Community Voices: Prevent Crime with Neighborhood Watch

It’s a fact: Neighborhood Watch prevents crime.

Over this past holiday weekend, Coronado experienced a crime spree by one individual who is believed to have been out of his mind on drugs. His behavior involved multiple attempted burglaries and thefts, as well as two successful home burglaries and one successful theft of a vehicle and some personal property that was recovered later. He also was involved in a hit-and-run with the stolen vehicle.

One of the suspect’s failed burglaries occurred at our house. The suspect was on our property and attempted to enter our home through a window after removing the window screen.

He likely scaled over our high patio wall because our patio gate was locked. So he breached our first line of defense.

But we lock all of our gates, windows and doors out of habit. So he failed to breach our second line of defense. As a result he failed to enter our house. His attempted burglary remained just that, merely an attempt.

Our third line of defense is our home alarm system. He never got that far.

You can read my 20 January 2014 DailyCoronado article entitled Coronado Holiday Weekend Crime Spree Update, More Neighborhood Watch Needed by clicking here. DailyCoronado is my website blog where I communicate with residents on a daily basis about our important community issues.

Another good defense against crime is Neighborhood Watch.

The fact is that active Neighborhood Watch groups reduce crime.

If you have any doubts about this fact, your doubts will be dispelled by the 2008 U.S. Department of Justice (USDOJ) Office of Community Oriented Policing Services (COPS) report entitled Does Neighborhood Watch Reduce Crime?

You can read the complete, forty-page USDOJ COPS report by clicking here.

Researchers Katy Holloway, Trevor Bennett and David P. Farrington conducted a meta-analysis of the many studies of the many different Neighborhood Watch groups in the U.S. and U.K. According to their report, a meta-analysis is a statistical method of summarizing the results of a group of evaluations to determine the overall effectiveness of an intervention. The COPS study was complicated by a few factors, such as the different ways that different community groups evaluate their effectiveness, among other things.

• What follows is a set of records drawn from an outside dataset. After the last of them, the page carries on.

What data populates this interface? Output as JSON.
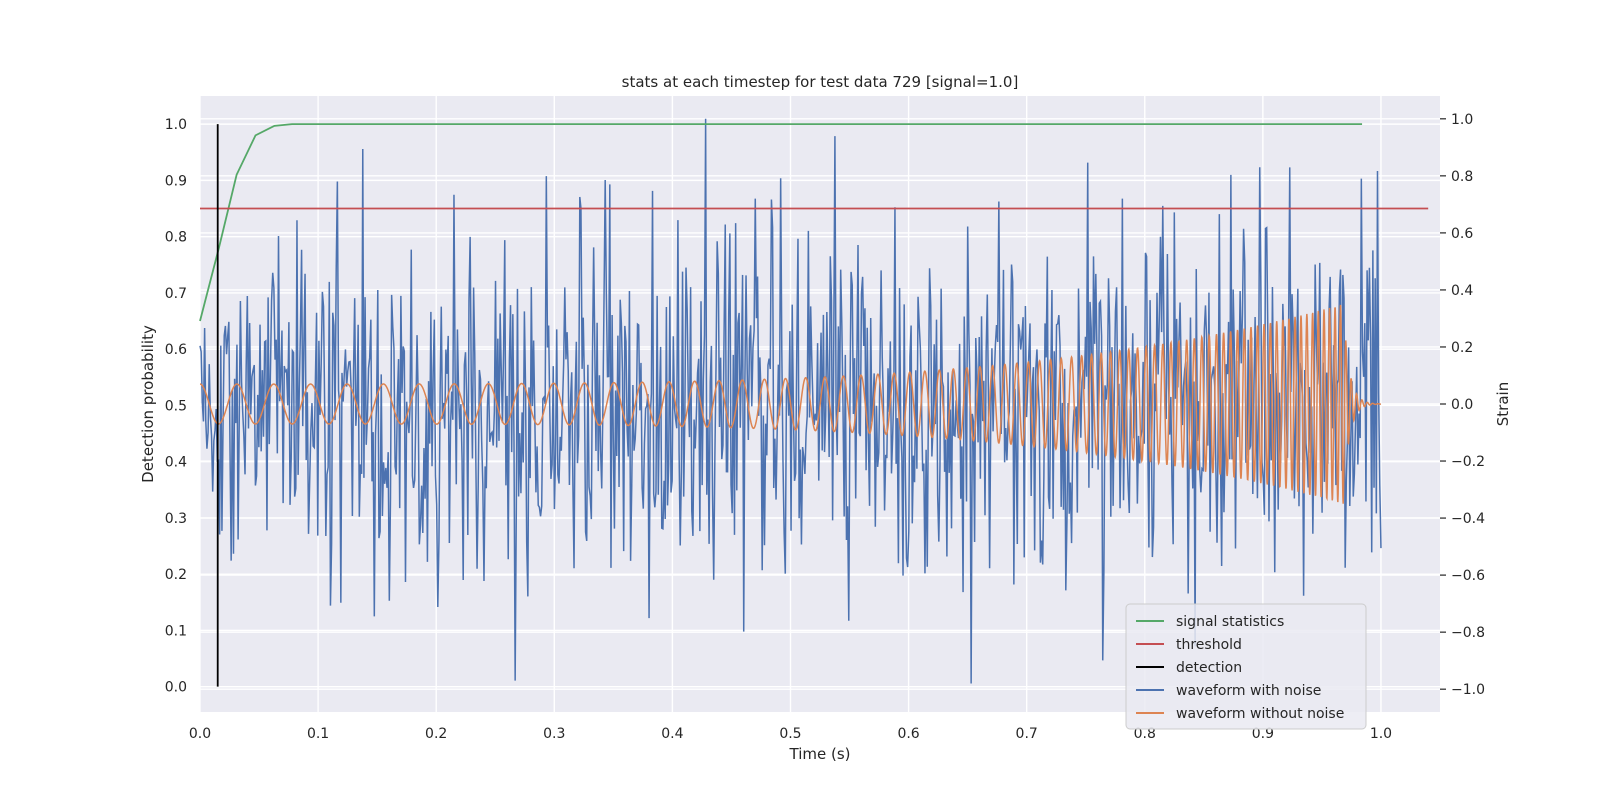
{
  "chart_data": {
    "type": "line",
    "title": "stats at each timestep for test data 729 [signal=1.0]",
    "xlabel": "Time (s)",
    "ylabel": "Detection probability",
    "ylabel_right": "Strain",
    "xlim": [
      0.0,
      1.05
    ],
    "ylim": [
      -0.045,
      1.05
    ],
    "ylim_right": [
      -1.08,
      1.08
    ],
    "x_ticks": [
      "0.0",
      "0.1",
      "0.2",
      "0.3",
      "0.4",
      "0.5",
      "0.6",
      "0.7",
      "0.8",
      "0.9",
      "1.0"
    ],
    "x_tick_values": [
      0.0,
      0.1,
      0.2,
      0.3,
      0.4,
      0.5,
      0.6,
      0.7,
      0.8,
      0.9,
      1.0
    ],
    "y_ticks": [
      "0.0",
      "0.1",
      "0.2",
      "0.3",
      "0.4",
      "0.5",
      "0.6",
      "0.7",
      "0.8",
      "0.9",
      "1.0"
    ],
    "y_tick_values": [
      0.0,
      0.1,
      0.2,
      0.3,
      0.4,
      0.5,
      0.6,
      0.7,
      0.8,
      0.9,
      1.0
    ],
    "y_right_ticks": [
      "−1.0",
      "−0.8",
      "−0.6",
      "−0.4",
      "−0.2",
      "0.0",
      "0.2",
      "0.4",
      "0.6",
      "0.8",
      "1.0"
    ],
    "y_right_tick_values": [
      -1.0,
      -0.8,
      -0.6,
      -0.4,
      -0.2,
      0.0,
      0.2,
      0.4,
      0.6,
      0.8,
      1.0
    ],
    "grid": true,
    "legend_position": "bottom-right",
    "series": [
      {
        "name": "signal statistics",
        "axis": "left",
        "color": "#55a868",
        "x": [
          0.0,
          0.016,
          0.031,
          0.047,
          0.063,
          0.078,
          0.1,
          0.2,
          0.3,
          0.4,
          0.5,
          0.6,
          0.7,
          0.8,
          0.9,
          0.984
        ],
        "y": [
          0.65,
          0.78,
          0.91,
          0.98,
          0.997,
          1.0,
          1.0,
          1.0,
          1.0,
          1.0,
          1.0,
          1.0,
          1.0,
          1.0,
          1.0,
          1.0
        ]
      },
      {
        "name": "threshold",
        "axis": "left",
        "color": "#c44e52",
        "x": [
          0.0,
          1.04
        ],
        "y": [
          0.85,
          0.85
        ]
      },
      {
        "name": "detection",
        "axis": "left",
        "color": "#000000",
        "x": [
          0.015,
          0.015
        ],
        "y": [
          0.0,
          1.0
        ]
      },
      {
        "name": "waveform with noise",
        "axis": "right",
        "color": "#4c72b0",
        "x_range": [
          0.0,
          1.0
        ],
        "count": 1024,
        "y_min": -1.0,
        "y_max": 1.0,
        "peaks": [
          {
            "x": 0.116,
            "y": 0.78
          },
          {
            "x": 0.347,
            "y": 0.77
          },
          {
            "x": 0.428,
            "y": 1.0
          },
          {
            "x": 0.47,
            "y": 0.72
          },
          {
            "x": 0.676,
            "y": 0.71
          },
          {
            "x": 0.781,
            "y": 0.72
          },
          {
            "x": 0.897,
            "y": 0.83
          },
          {
            "x": 0.267,
            "y": -0.97
          },
          {
            "x": 0.549,
            "y": -0.76
          },
          {
            "x": 0.653,
            "y": -0.98
          },
          {
            "x": 0.16,
            "y": -0.69
          },
          {
            "x": 0.843,
            "y": -0.85
          }
        ]
      },
      {
        "name": "waveform without noise",
        "axis": "right",
        "color": "#dd8452",
        "x_range": [
          0.0,
          1.0
        ],
        "amplitude_start": 0.07,
        "amplitude_end": 0.35,
        "merger_time": 0.968,
        "frequency_start_hz": 32,
        "frequency_end_hz": 220
      }
    ]
  }
}
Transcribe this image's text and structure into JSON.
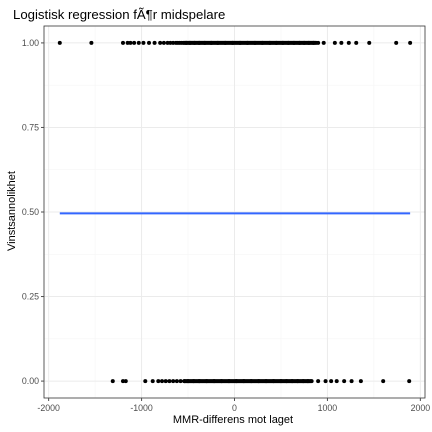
{
  "chart_data": {
    "type": "scatter",
    "title": "Logistisk regression fÃ¶r midspelare",
    "xlabel": "MMR-differens mot laget",
    "ylabel": "Vinstsannolikhet",
    "xlim": [
      -2050,
      2050
    ],
    "ylim": [
      -0.05,
      1.05
    ],
    "xticks": [
      {
        "value": -2000,
        "label": "-2000"
      },
      {
        "value": -1000,
        "label": "-1000"
      },
      {
        "value": 0,
        "label": "0"
      },
      {
        "value": 1000,
        "label": "1000"
      },
      {
        "value": 2000,
        "label": "2000"
      }
    ],
    "yticks": [
      {
        "value": 0.0,
        "label": "0.00"
      },
      {
        "value": 0.25,
        "label": "0.25"
      },
      {
        "value": 0.5,
        "label": "0.50"
      },
      {
        "value": 0.75,
        "label": "0.75"
      },
      {
        "value": 1.0,
        "label": "1.00"
      }
    ],
    "grid": true,
    "legend": "none",
    "points_win": {
      "y": 1,
      "x": [
        -1880,
        -1540,
        -1200,
        -1150,
        -1120,
        -1080,
        -1030,
        -980,
        -920,
        -860,
        -800,
        -760,
        -720,
        -690,
        -660,
        -630,
        -610,
        -590,
        -570,
        -550,
        -520,
        -480,
        -430,
        -380,
        -320,
        -250,
        -180,
        -100,
        -20,
        60,
        140,
        220,
        300,
        380,
        450,
        520,
        580,
        640,
        700,
        750,
        800,
        850,
        900,
        960,
        1080,
        1150,
        1230,
        1310,
        1450,
        1740,
        1890
      ]
    },
    "points_loss": {
      "y": 0,
      "x": [
        -1310,
        -1200,
        -1170,
        -960,
        -880,
        -820,
        -780,
        -740,
        -700,
        -660,
        -620,
        -580,
        -540,
        -500,
        -440,
        -380,
        -300,
        -220,
        -140,
        -60,
        20,
        100,
        180,
        260,
        340,
        420,
        500,
        560,
        620,
        680,
        740,
        790,
        830,
        900,
        980,
        1040,
        1100,
        1180,
        1260,
        1360,
        1600,
        1880
      ]
    },
    "fit_line": {
      "x": [
        -1880,
        1890
      ],
      "y": [
        0.496,
        0.496
      ],
      "color": "#3366ff"
    },
    "colors": {
      "panel_background": "#ffffff",
      "grid_major": "#ebebeb",
      "grid_minor": "#f5f5f5",
      "panel_border": "#333333",
      "points": "#000000",
      "tick_text": "#4d4d4d",
      "label_text": "#000000"
    }
  }
}
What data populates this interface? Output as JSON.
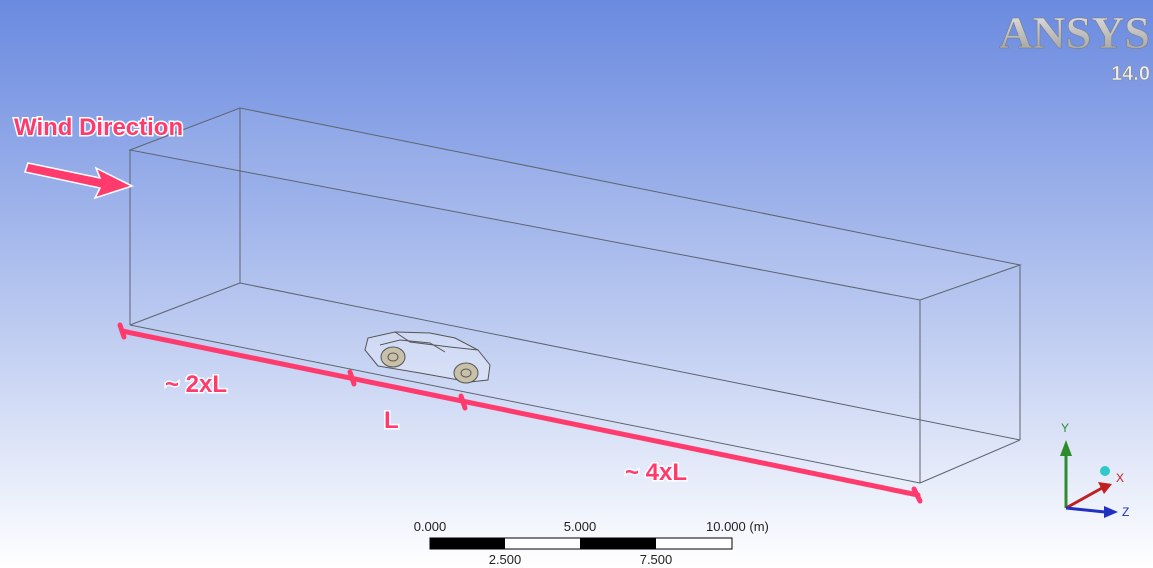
{
  "logo": {
    "name": "ANSYS",
    "version": "14.0"
  },
  "annotations": {
    "wind": "Wind Direction",
    "upstream": "~ 2xL",
    "body": "L",
    "downstream": "~ 4xL"
  },
  "scale_bar": {
    "top_labels": [
      "0.000",
      "5.000",
      "10.000 (m)"
    ],
    "bottom_labels": [
      "2.500",
      "7.500"
    ]
  },
  "triad": {
    "y": "Y",
    "x": "X",
    "z": "Z"
  }
}
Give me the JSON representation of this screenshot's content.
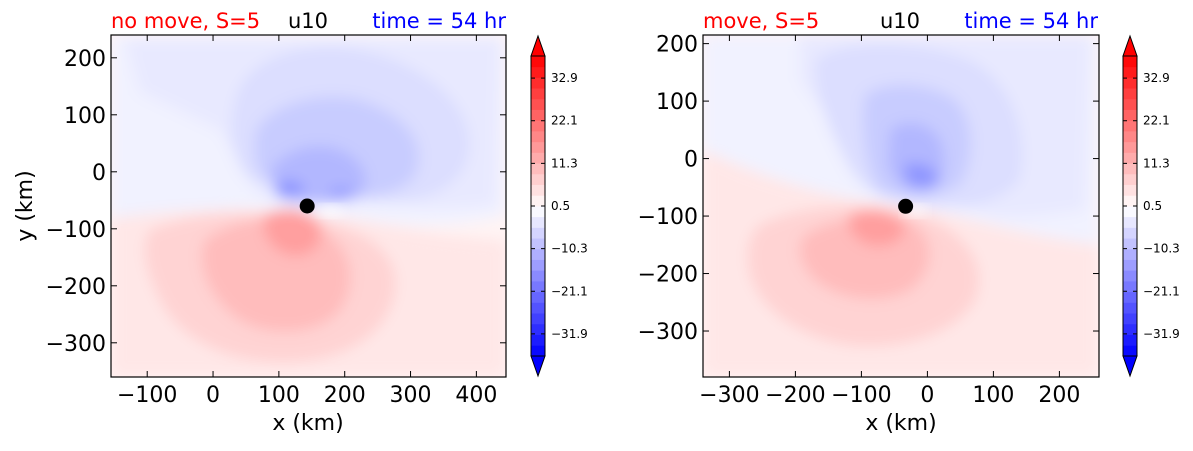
{
  "panels": [
    {
      "title_left": "no move, S=5",
      "title_center": "u10",
      "title_right": "time = 54 hr",
      "xlabel": "x (km)",
      "ylabel": "y (km)"
    },
    {
      "title_left": "move, S=5",
      "title_center": "u10",
      "title_right": "time = 54 hr",
      "xlabel": "x (km)",
      "ylabel": ""
    }
  ],
  "colors": {
    "title_left": "#ff0000",
    "title_center": "#000000",
    "title_right": "#0000ff",
    "positive_max": "#ff0000",
    "negative_max": "#0000ff",
    "neutral": "#ffffff",
    "marker": "#000000"
  },
  "chart_data": [
    {
      "type": "heatmap",
      "variable": "u10",
      "title": "no move, S=5   u10   time = 54 hr",
      "xlabel": "x (km)",
      "ylabel": "y (km)",
      "xlim": [
        -155,
        445
      ],
      "ylim": [
        -360,
        240
      ],
      "xticks": [
        -100,
        0,
        100,
        200,
        300,
        400
      ],
      "yticks": [
        200,
        100,
        0,
        -100,
        -200,
        -300
      ],
      "center_marker": {
        "x": 143,
        "y": -60
      },
      "colorbar": {
        "min": -37.5,
        "max": 38.5,
        "ticks": [
          32.9,
          22.1,
          11.3,
          0.5,
          -10.3,
          -21.1,
          -31.9
        ],
        "extend": "both"
      }
    },
    {
      "type": "heatmap",
      "variable": "u10",
      "title": "move, S=5   u10   time = 54 hr",
      "xlabel": "x (km)",
      "ylabel": "",
      "xlim": [
        -340,
        260
      ],
      "ylim": [
        -380,
        215
      ],
      "xticks": [
        -300,
        -200,
        -100,
        0,
        100,
        200
      ],
      "yticks": [
        200,
        100,
        0,
        -100,
        -200,
        -300
      ],
      "center_marker": {
        "x": -33,
        "y": -83
      },
      "colorbar": {
        "min": -37.5,
        "max": 38.5,
        "ticks": [
          32.9,
          22.1,
          11.3,
          0.5,
          -10.3,
          -21.1,
          -31.9
        ],
        "extend": "both"
      }
    }
  ]
}
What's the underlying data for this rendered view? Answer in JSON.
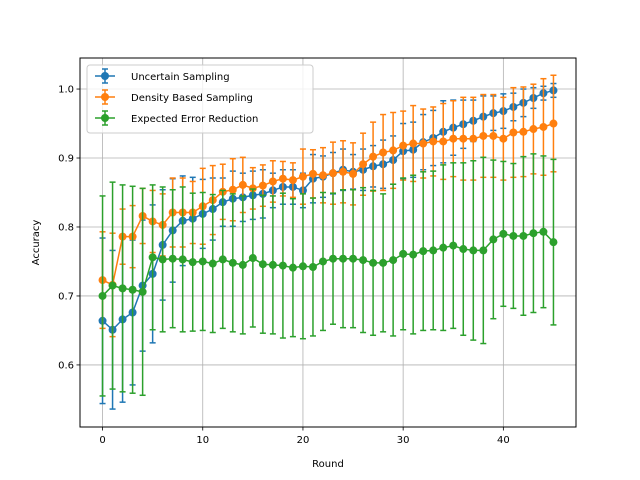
{
  "chart_data": {
    "type": "line",
    "title": "",
    "xlabel": "Round",
    "ylabel": "Accuracy",
    "xlim": [
      -2.25,
      47.25
    ],
    "ylim": [
      0.51,
      1.045
    ],
    "xticks": [
      0,
      10,
      20,
      30,
      40
    ],
    "yticks": [
      0.6,
      0.7,
      0.8,
      0.9,
      1.0
    ],
    "grid": true,
    "legend_position": "top-left",
    "x": [
      0,
      1,
      2,
      3,
      4,
      5,
      6,
      7,
      8,
      9,
      10,
      11,
      12,
      13,
      14,
      15,
      16,
      17,
      18,
      19,
      20,
      21,
      22,
      23,
      24,
      25,
      26,
      27,
      28,
      29,
      30,
      31,
      32,
      33,
      34,
      35,
      36,
      37,
      38,
      39,
      40,
      41,
      42,
      43,
      44,
      45
    ],
    "series": [
      {
        "name": "Uncertain Sampling",
        "color": "#1f77b4",
        "values": [
          0.664,
          0.651,
          0.666,
          0.676,
          0.715,
          0.732,
          0.774,
          0.795,
          0.809,
          0.812,
          0.819,
          0.826,
          0.836,
          0.841,
          0.843,
          0.846,
          0.848,
          0.853,
          0.858,
          0.858,
          0.853,
          0.87,
          0.873,
          0.878,
          0.883,
          0.88,
          0.883,
          0.888,
          0.891,
          0.897,
          0.91,
          0.912,
          0.923,
          0.929,
          0.938,
          0.944,
          0.949,
          0.954,
          0.96,
          0.965,
          0.968,
          0.974,
          0.98,
          0.987,
          0.994,
          0.998
        ],
        "error": [
          0.12,
          0.115,
          0.12,
          0.105,
          0.095,
          0.1,
          0.08,
          0.075,
          0.065,
          0.06,
          0.05,
          0.045,
          0.035,
          0.04,
          0.035,
          0.035,
          0.035,
          0.025,
          0.025,
          0.025,
          0.025,
          0.035,
          0.03,
          0.03,
          0.03,
          0.025,
          0.03,
          0.03,
          0.035,
          0.035,
          0.04,
          0.04,
          0.04,
          0.04,
          0.045,
          0.04,
          0.035,
          0.03,
          0.03,
          0.025,
          0.025,
          0.02,
          0.02,
          0.015,
          0.01,
          0.01
        ]
      },
      {
        "name": "Density Based Sampling",
        "color": "#ff7f0e",
        "values": [
          0.723,
          0.716,
          0.786,
          0.786,
          0.816,
          0.808,
          0.803,
          0.821,
          0.821,
          0.821,
          0.83,
          0.839,
          0.851,
          0.854,
          0.861,
          0.856,
          0.86,
          0.866,
          0.87,
          0.868,
          0.873,
          0.877,
          0.875,
          0.878,
          0.88,
          0.877,
          0.891,
          0.902,
          0.908,
          0.911,
          0.918,
          0.921,
          0.921,
          0.924,
          0.924,
          0.928,
          0.928,
          0.928,
          0.932,
          0.932,
          0.928,
          0.937,
          0.938,
          0.942,
          0.945,
          0.95
        ],
        "error": [
          0.07,
          0.075,
          0.04,
          0.045,
          0.04,
          0.045,
          0.045,
          0.05,
          0.05,
          0.045,
          0.055,
          0.05,
          0.04,
          0.045,
          0.04,
          0.03,
          0.03,
          0.03,
          0.025,
          0.025,
          0.04,
          0.035,
          0.04,
          0.045,
          0.045,
          0.045,
          0.045,
          0.05,
          0.055,
          0.055,
          0.05,
          0.055,
          0.05,
          0.05,
          0.055,
          0.055,
          0.06,
          0.06,
          0.06,
          0.06,
          0.06,
          0.065,
          0.065,
          0.065,
          0.07,
          0.07
        ]
      },
      {
        "name": "Expected Error Reduction",
        "color": "#2ca02c",
        "values": [
          0.7,
          0.715,
          0.711,
          0.709,
          0.706,
          0.756,
          0.753,
          0.754,
          0.753,
          0.749,
          0.75,
          0.747,
          0.753,
          0.748,
          0.745,
          0.755,
          0.746,
          0.745,
          0.744,
          0.741,
          0.743,
          0.742,
          0.75,
          0.754,
          0.754,
          0.754,
          0.752,
          0.748,
          0.748,
          0.752,
          0.761,
          0.76,
          0.765,
          0.766,
          0.77,
          0.773,
          0.768,
          0.766,
          0.766,
          0.782,
          0.79,
          0.787,
          0.787,
          0.791,
          0.793,
          0.778
        ],
        "error": [
          0.145,
          0.15,
          0.15,
          0.15,
          0.15,
          0.105,
          0.105,
          0.1,
          0.105,
          0.1,
          0.1,
          0.1,
          0.1,
          0.1,
          0.1,
          0.1,
          0.1,
          0.1,
          0.105,
          0.1,
          0.105,
          0.1,
          0.1,
          0.095,
          0.1,
          0.1,
          0.105,
          0.105,
          0.1,
          0.11,
          0.11,
          0.115,
          0.115,
          0.115,
          0.12,
          0.12,
          0.125,
          0.13,
          0.135,
          0.115,
          0.105,
          0.105,
          0.115,
          0.115,
          0.11,
          0.12
        ]
      }
    ]
  }
}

Nonetheless, after their meta-analysis Holloway, Bennett and Farrington concluded that:

[A]cross all eligible studies combined, Neighborhood Watch was associated with a reduction in crime.

I strongly encourage you to call Coronado Police Department (CPD) Crime Prevention Unit at 619-522-7350 if you have a Neighborhood Watch group that’s operating, or if you need a little help getting your Neighborhood Watch group started.

Neighborhood Watch group members can effectively:

  1. Patrol streets and alleys and report suspicious activity, as well as evidence of suspicious activity, to the CPD
  2. Conduct block safety surveys to encourage all neighbors to lock all gates, windows, doors and take other safety steps toward protecting their family members and personal property.

If your actively engaged Neighborhood Watch group members post signs and stickers on their streets and homes, then they may send powerful signals to prevent criminals from victimizing you and your neighbors.